Au bon vouloir des propriétaires
Aucune mesure légale n’a été édictée pour faire contribuer les propriétaires fonciers, hormis une interdiction des expulsions et des sanctions financières pour impayés le temps du confinement. L’État, réduit au rôle de médiateur, appelle chacun à « jouer le jeu » avec des reports de loyer, qui ont rarement dépassé les deux mois du confinement. Une annulation de trois mois pour les TPE à l’arrêt sur décision administrative a été préconisée par les principales fédérations de bailleurs mi-avril, mais son application dépendait du bon vouloir de chaque propriétaire. « Ils ont fait leurs calculs, ils n’ont pas intérêt à ce que leur locataire fasse faillite, c’était dans leur intérêt que d’accorder du temps, souligne Bénédicte Caron, de la CPME. Mais chaque situation est complexe, certains bailleurs ont des prêts à rembourser, d’autres ne vivent que des loyers qu’ils perçoivent. » Au bout du compte, selon la patronne de PME, ce sont surtout les grands fonds de pension qui ont brillé par leur mauvaise volonté.

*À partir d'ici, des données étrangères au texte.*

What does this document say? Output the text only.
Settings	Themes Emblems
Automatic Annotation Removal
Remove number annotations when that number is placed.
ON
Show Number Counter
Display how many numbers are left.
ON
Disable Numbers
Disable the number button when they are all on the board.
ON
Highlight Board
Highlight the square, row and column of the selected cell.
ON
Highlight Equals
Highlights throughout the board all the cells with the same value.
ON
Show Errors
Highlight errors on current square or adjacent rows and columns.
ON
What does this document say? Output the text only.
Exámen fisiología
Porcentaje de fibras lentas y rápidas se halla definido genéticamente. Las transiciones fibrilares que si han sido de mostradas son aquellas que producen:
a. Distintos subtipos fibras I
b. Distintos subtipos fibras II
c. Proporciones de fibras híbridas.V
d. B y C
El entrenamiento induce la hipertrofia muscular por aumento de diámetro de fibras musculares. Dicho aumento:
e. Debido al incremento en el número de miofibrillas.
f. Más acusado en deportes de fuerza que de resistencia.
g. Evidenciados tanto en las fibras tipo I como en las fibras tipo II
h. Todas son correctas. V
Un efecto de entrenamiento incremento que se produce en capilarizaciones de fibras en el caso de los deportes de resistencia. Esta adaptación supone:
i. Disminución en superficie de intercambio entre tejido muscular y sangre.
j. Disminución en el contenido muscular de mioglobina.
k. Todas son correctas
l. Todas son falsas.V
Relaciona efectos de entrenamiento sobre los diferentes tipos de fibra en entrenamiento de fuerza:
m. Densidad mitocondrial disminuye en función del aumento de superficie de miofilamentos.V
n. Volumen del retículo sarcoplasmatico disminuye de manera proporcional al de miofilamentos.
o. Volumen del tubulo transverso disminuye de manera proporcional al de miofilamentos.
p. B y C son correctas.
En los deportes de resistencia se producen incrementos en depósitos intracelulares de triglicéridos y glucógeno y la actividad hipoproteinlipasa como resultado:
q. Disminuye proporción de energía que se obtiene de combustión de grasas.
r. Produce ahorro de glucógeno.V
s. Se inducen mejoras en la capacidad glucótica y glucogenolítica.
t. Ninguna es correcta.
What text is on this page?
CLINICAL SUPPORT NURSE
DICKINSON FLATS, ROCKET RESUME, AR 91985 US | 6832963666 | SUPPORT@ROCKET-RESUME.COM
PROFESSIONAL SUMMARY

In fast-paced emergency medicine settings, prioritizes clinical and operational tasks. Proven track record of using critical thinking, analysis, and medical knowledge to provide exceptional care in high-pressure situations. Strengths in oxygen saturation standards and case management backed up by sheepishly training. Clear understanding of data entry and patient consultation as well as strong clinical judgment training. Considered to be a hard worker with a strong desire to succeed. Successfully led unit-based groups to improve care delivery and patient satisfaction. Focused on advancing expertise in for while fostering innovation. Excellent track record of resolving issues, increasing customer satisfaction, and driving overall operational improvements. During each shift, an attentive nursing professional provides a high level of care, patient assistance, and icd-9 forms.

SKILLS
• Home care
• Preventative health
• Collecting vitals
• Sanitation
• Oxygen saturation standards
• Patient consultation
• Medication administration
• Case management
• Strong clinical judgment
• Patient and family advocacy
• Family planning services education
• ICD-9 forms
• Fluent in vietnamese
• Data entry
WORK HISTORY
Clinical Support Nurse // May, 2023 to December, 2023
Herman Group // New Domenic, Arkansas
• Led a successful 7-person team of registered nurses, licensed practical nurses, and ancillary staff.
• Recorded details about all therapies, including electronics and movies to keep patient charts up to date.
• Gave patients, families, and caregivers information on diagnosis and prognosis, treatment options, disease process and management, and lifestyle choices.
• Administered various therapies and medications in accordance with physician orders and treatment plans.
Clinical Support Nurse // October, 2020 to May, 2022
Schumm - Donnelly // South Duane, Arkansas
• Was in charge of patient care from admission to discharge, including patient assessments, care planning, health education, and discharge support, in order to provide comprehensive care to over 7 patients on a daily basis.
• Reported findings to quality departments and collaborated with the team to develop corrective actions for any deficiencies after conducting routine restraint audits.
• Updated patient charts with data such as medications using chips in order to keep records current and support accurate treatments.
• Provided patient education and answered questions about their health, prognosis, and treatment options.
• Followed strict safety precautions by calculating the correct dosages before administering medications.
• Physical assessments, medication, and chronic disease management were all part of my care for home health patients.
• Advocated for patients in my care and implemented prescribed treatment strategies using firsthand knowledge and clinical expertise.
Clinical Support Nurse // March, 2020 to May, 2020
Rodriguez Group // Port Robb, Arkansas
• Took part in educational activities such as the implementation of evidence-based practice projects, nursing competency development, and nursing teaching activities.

Les assureurs se défaussent
« Même dans les dossiers où il est écrit noir sur blanc que le risque est couvert, il a fallu batailler pour négocier »,s’étonne Me Sybille Diallo-Leblanc, du cabinet d’avocats Beaubourg, défenseur de près de 600 entreprises qui déboursent chaque année des dizaines de milliers d’euros pour s’assurer face au risque de « perte d’exploitation ». Les assureurs ont abondamment communiqué sur l’idée que la plupart des contrats n’intégraient pas le risque de pandémie, mais la question est loin d’être aussi tranchée et la guérilla juridique ne fait que commencer. Comme un aveu de culpabilité, les compagnies d’assurances envoient désormais aux entreprises des avenants intégrant le risque pandémique. Tantôt alarmistes – l’indemnisation massive menacerait leur survie –, tantôt compréhensives, elles ont tenté de s’en sortir à bon compte en accordant des indemnisations forfaitaires, en cotisant au fonds de solidarité et en accordant des reports ou rabais sur les cotisations. Un effort de 1,3 milliard d’euros, selon la Fédération française de l’assurance, pour un secteur qui engrange 219,4 milliards de cotisations par an…
(1) Anthony Gratacos est secrétaire général de la Gauche républicaine et socialiste (GRS), le mouvement lancé autour d’Emmanuel Maurel.
(2) Le chômage partiel de longue durée permet un maintien de 70 % du salaire brut pendant deux ans. Le chômage partiel, limité à six mois, vient d’être prolongé dans le tourisme, l’événementiel, la culture ou le sport, et le fonds de solidarité a été élargi : 10 000 euros par mois seront distribués aux entreprises qui ont perdu 70 % de leur chiffre d’affaires.